The most dramatic example of actin-myosin contraction in nonmuscle cells, however, is provided by cytokinesisthe division of a cell into two following mitosis (Figure 11.27). Toward the end of mitosis in animal cells, a contractile ring consisting of actin filaments and myosin II assembles just underneath the plasma membrane. Its contraction pulls the plasma membrane progressively inward, constricting the center of the cell and pinching it in two.

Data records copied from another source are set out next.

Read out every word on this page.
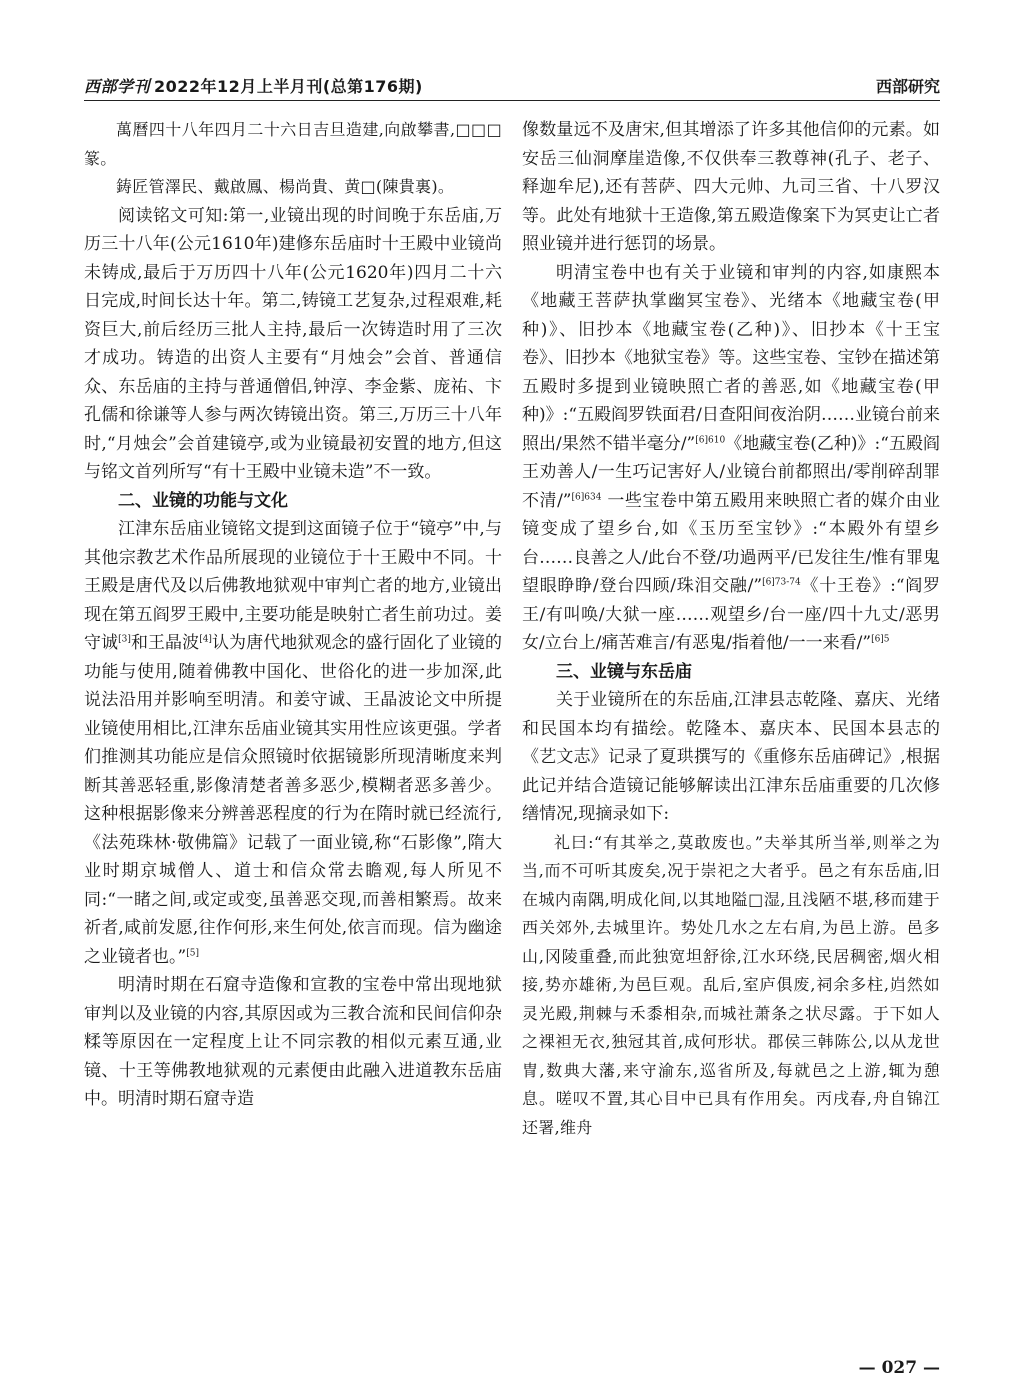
西部学刊 2022年12月上半月刊(总第176期)	西部研究

萬曆四十八年四月二十六日吉旦造建,向啟攀書,□□□篆。

鋳匠管澤民、戴啟鳳、楊尚貴、黄□(陳貴裏)。

阅读铭文可知:第一,业镜出现的时间晚于东岳庙,万历三十八年(公元1610年)建修东岳庙时十王殿中业镜尚未铸成,最后于万历四十八年(公元1620年)四月二十六日完成,时间长达十年。第二,铸镜工艺复杂,过程艰难,耗资巨大,前后经历三批人主持,最后一次铸造时用了三次才成功。铸造的出资人主要有“月烛会”会首、普通信众、东岳庙的主持与普通僧侣,钟淳、李金紫、庞祐、卞孔儒和徐谦等人参与两次铸镜出资。第三,万历三十八年时,“月烛会”会首建镜亭,或为业镜最初安置的地方,但这与铭文首列所写“有十王殿中业镜未造”不一致。

二、业镜的功能与文化

江津东岳庙业镜铭文提到这面镜子位于“镜亭”中,与其他宗教艺术作品所展现的业镜位于十王殿中不同。十王殿是唐代及以后佛教地狱观中审判亡者的地方,业镜出现在第五阎罗王殿中,主要功能是映射亡者生前功过。姜守诚[3]和王晶波[4]认为唐代地狱观念的盛行固化了业镜的功能与使用,随着佛教中国化、世俗化的进一步加深,此说法沿用并影响至明清。和姜守诚、王晶波论文中所提业镜使用相比,江津东岳庙业镜其实用性应该更强。学者们推测其功能应是信众照镜时依据镜影所现清晰度来判断其善恶轻重,影像清楚者善多恶少,模糊者恶多善少。这种根据影像来分辨善恶程度的行为在隋时就已经流行,《法苑珠林·敬佛篇》记载了一面业镜,称“石影像”,隋大业时期京城僧人、道士和信众常去瞻观,每人所见不同:“一睹之间,或定或变,虽善恶交现,而善相繁焉。故来祈者,咸前发愿,往作何形,来生何处,依言而现。信为幽途之业镜者也。”[5]

明清时期在石窟寺造像和宣教的宝卷中常出现地狱审判以及业镜的内容,其原因或为三教合流和民间信仰杂糅等原因在一定程度上让不同宗教的相似元素互通,业镜、十王等佛教地狱观的元素便由此融入进道教东岳庙中。明清时期石窟寺造

像数量远不及唐宋,但其增添了许多其他信仰的元素。如安岳三仙洞摩崖造像,不仅供奉三教尊神(孔子、老子、释迦牟尼),还有菩萨、四大元帅、九司三省、十八罗汉等。此处有地狱十王造像,第五殿造像案下为冥吏让亡者照业镜并进行惩罚的场景。

明清宝卷中也有关于业镜和审判的内容,如康熙本《地藏王菩萨执掌幽冥宝卷》、光绪本《地藏宝卷(甲种)》、旧抄本《地藏宝卷(乙种)》、旧抄本《十王宝卷》、旧抄本《地狱宝卷》等。这些宝卷、宝钞在描述第五殿时多提到业镜映照亡者的善恶,如《地藏宝卷(甲种)》:“五殿阎罗铁面君/日查阳间夜治阴……业镜台前来照出/果然不错半毫分/”$^{[6]610}$《地藏宝卷(乙种)》:“五殿阎王劝善人/一生巧记害好人/业镜台前都照出/零削碎刮罪不清/”$^{[6]634}$ 一些宝卷中第五殿用来映照亡者的媒介由业镜变成了望乡台,如《玉历至宝钞》:“本殿外有望乡台……良善之人/此台不登/功過两平/已发往生/惟有罪鬼望眼睁睁/登台四顾/珠泪交融/”$^{[6]73-74}$《十王卷》:“阎罗王/有叫唤/大狱一座……观望乡/台一座/四十九丈/恶男女/立台上/痛苦难言/有恶鬼/指着他/一一来看/”$^{[6]5}$

三、业镜与东岳庙

关于业镜所在的东岳庙,江津县志乾隆、嘉庆、光绪和民国本均有描绘。乾隆本、嘉庆本、民国本县志的《艺文志》记录了夏珙撰写的《重修东岳庙碑记》,根据此记并结合造镜记能够解读出江津东岳庙重要的几次修缮情况,现摘录如下:

礼曰:“有其举之,莫敢废也。”夫举其所当举,则举之为当,而不可听其废矣,况于崇祀之大者乎。邑之有东岳庙,旧在城内南隅,明成化间,以其地隘□湿,且浅陋不堪,移而建于西关郊外,去城里许。势处几水之左右肩,为邑上游。邑多山,冈陵重叠,而此独宽坦舒徐,江水环绕,民居稠密,烟火相接,势亦雄術,为邑巨观。乱后,室庐俱废,祠余多柱,岿然如灵光殿,荆棘与禾黍相杂,而城社萧条之状尽露。于下如人之裸袒无衣,独冠其首,成何形状。郡侯三韩陈公,以从龙世冑,数典大藩,来守渝东,巡省所及,每就邑之上游,辄为憩息。嗟叹不置,其心目中已具有作用矣。丙戌春,舟自锦江还署,维舟

— 027 —
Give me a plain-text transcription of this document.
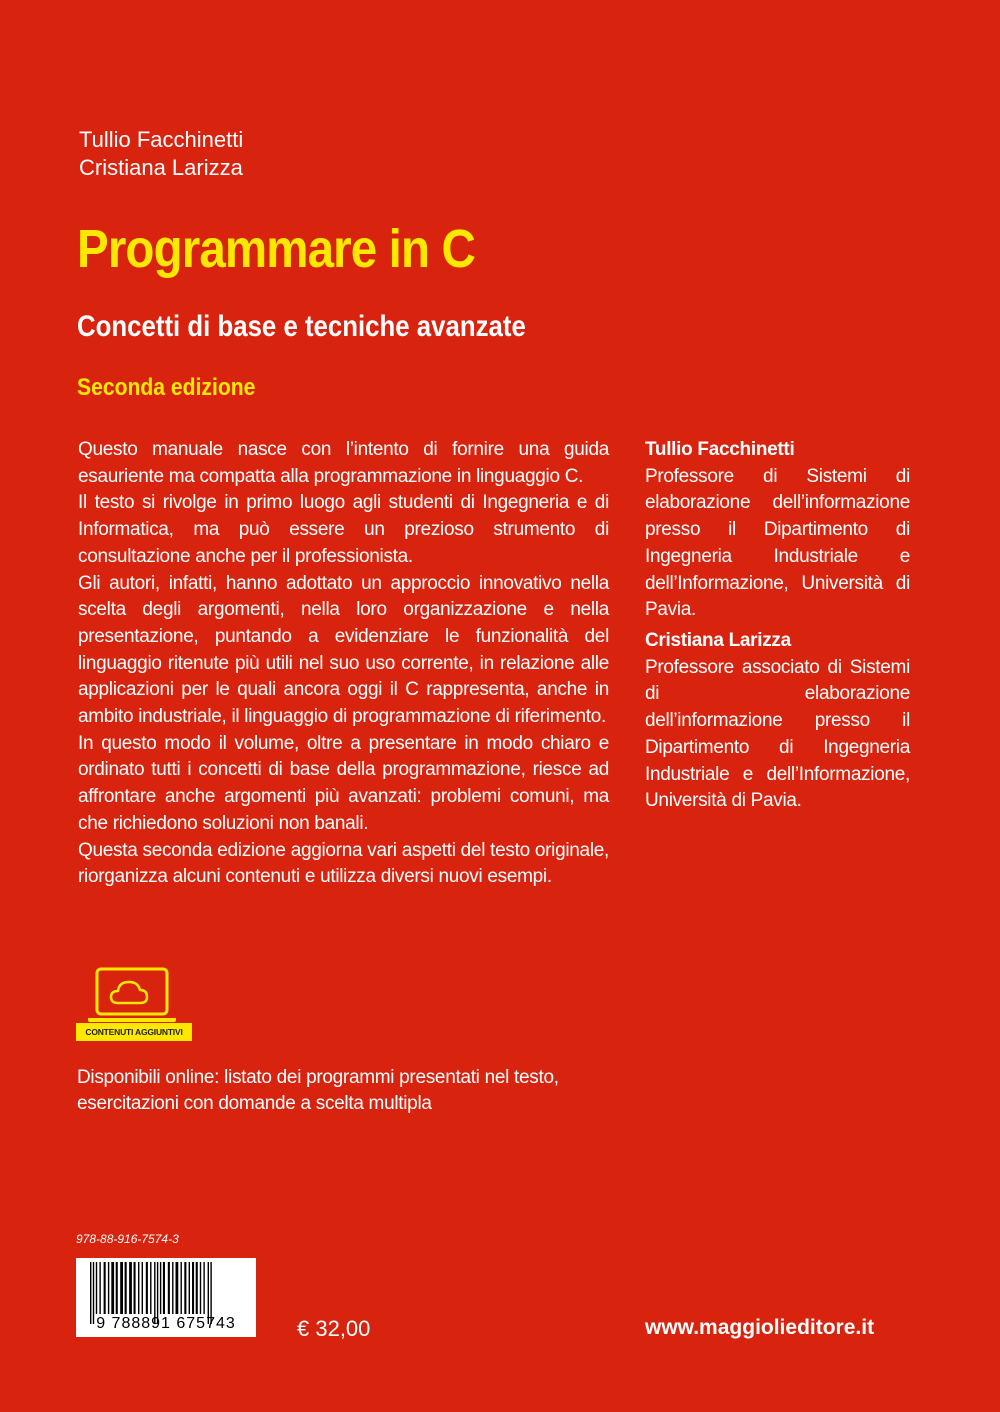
Tullio Facchinetti
Cristiana Larizza
Programmare in C
Concetti di base e tecniche avanzate
Seconda edizione

Questo manuale nasce con l’intento di fornire una guida esauriente ma compatta alla programmazione in linguaggio C.

Il testo si rivolge in primo luogo agli studenti di Ingegneria e di Informatica, ma può essere un prezioso strumento di consultazione anche per il professionista.

Gli autori, infatti, hanno adottato un approccio innovativo nella scelta degli argomenti, nella loro organizzazione e nella presentazione, puntando a evidenziare le funzionalità del linguaggio ritenute più utili nel suo uso corrente, in relazione alle applicazioni per le quali ancora oggi il C rappresenta, anche in ambito industriale, il linguaggio di programmazione di riferimento.

In questo modo il volume, oltre a presentare in modo chiaro e ordinato tutti i concetti di base della programmazione, riesce ad affrontare anche argomenti più avanzati: problemi comuni, ma che richiedono soluzioni non banali.

Questa seconda edizione aggiorna vari aspetti del testo originale, riorganizza alcuni contenuti e utilizza diversi nuovi esempi.

Tullio Facchinetti
Professore di Sistemi di elaborazione dell’informazione presso il Dipartimento di Ingegneria Industriale e dell’Informazione, Università di Pavia.
Cristiana Larizza
Professore associato di Sistemi di elaborazione dell’informazione presso il Dipartimento di Ingegneria Industriale e dell’Informazione, Università di Pavia.
CONTENUTI AGGIUNTIVI
Disponibili online: listato dei programmi presentati nel testo,
esercitazioni con domande a scelta multipla
978-88-916-7574-3
9 788891 675743	€ 32,00	www.maggiolieditore.it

Interestingly, the thickness of the contractile ring remains constant as it contracts, implying that actin filaments disassemble as contraction proceeds. The ring then disperses completely following cell division.
Figure 11.27
Cytokinesis. Following completion of mitosis (nuclear division), a contractile ring consisting of actin filaments and myosin II divides the cell in two.
http://www.ncbi.nlm.nih.gov/books/NBK9961/
This is good. I don’t recall seeing it in the original comment. I am very aware of the actin myosin troponin connection in heart and in skeletal muscle, and I did know about the nonmuscle work. I won’t deal with it now, and I have been working with Aviral now online for 2 hours.
I have had a considerable background from way back in atomic orbital theory, physical chemistry, organic chemistry, and the equilibrium necessary for cations and anions. Despite the calcium role in contraction, I would not discount hypomagnesemia in having a disease role because of the intracellular-extracellular connection. The description you pasted reminds me also of a lecture given a few years ago by the Nobel Laureate that year on the mechanism of cell division.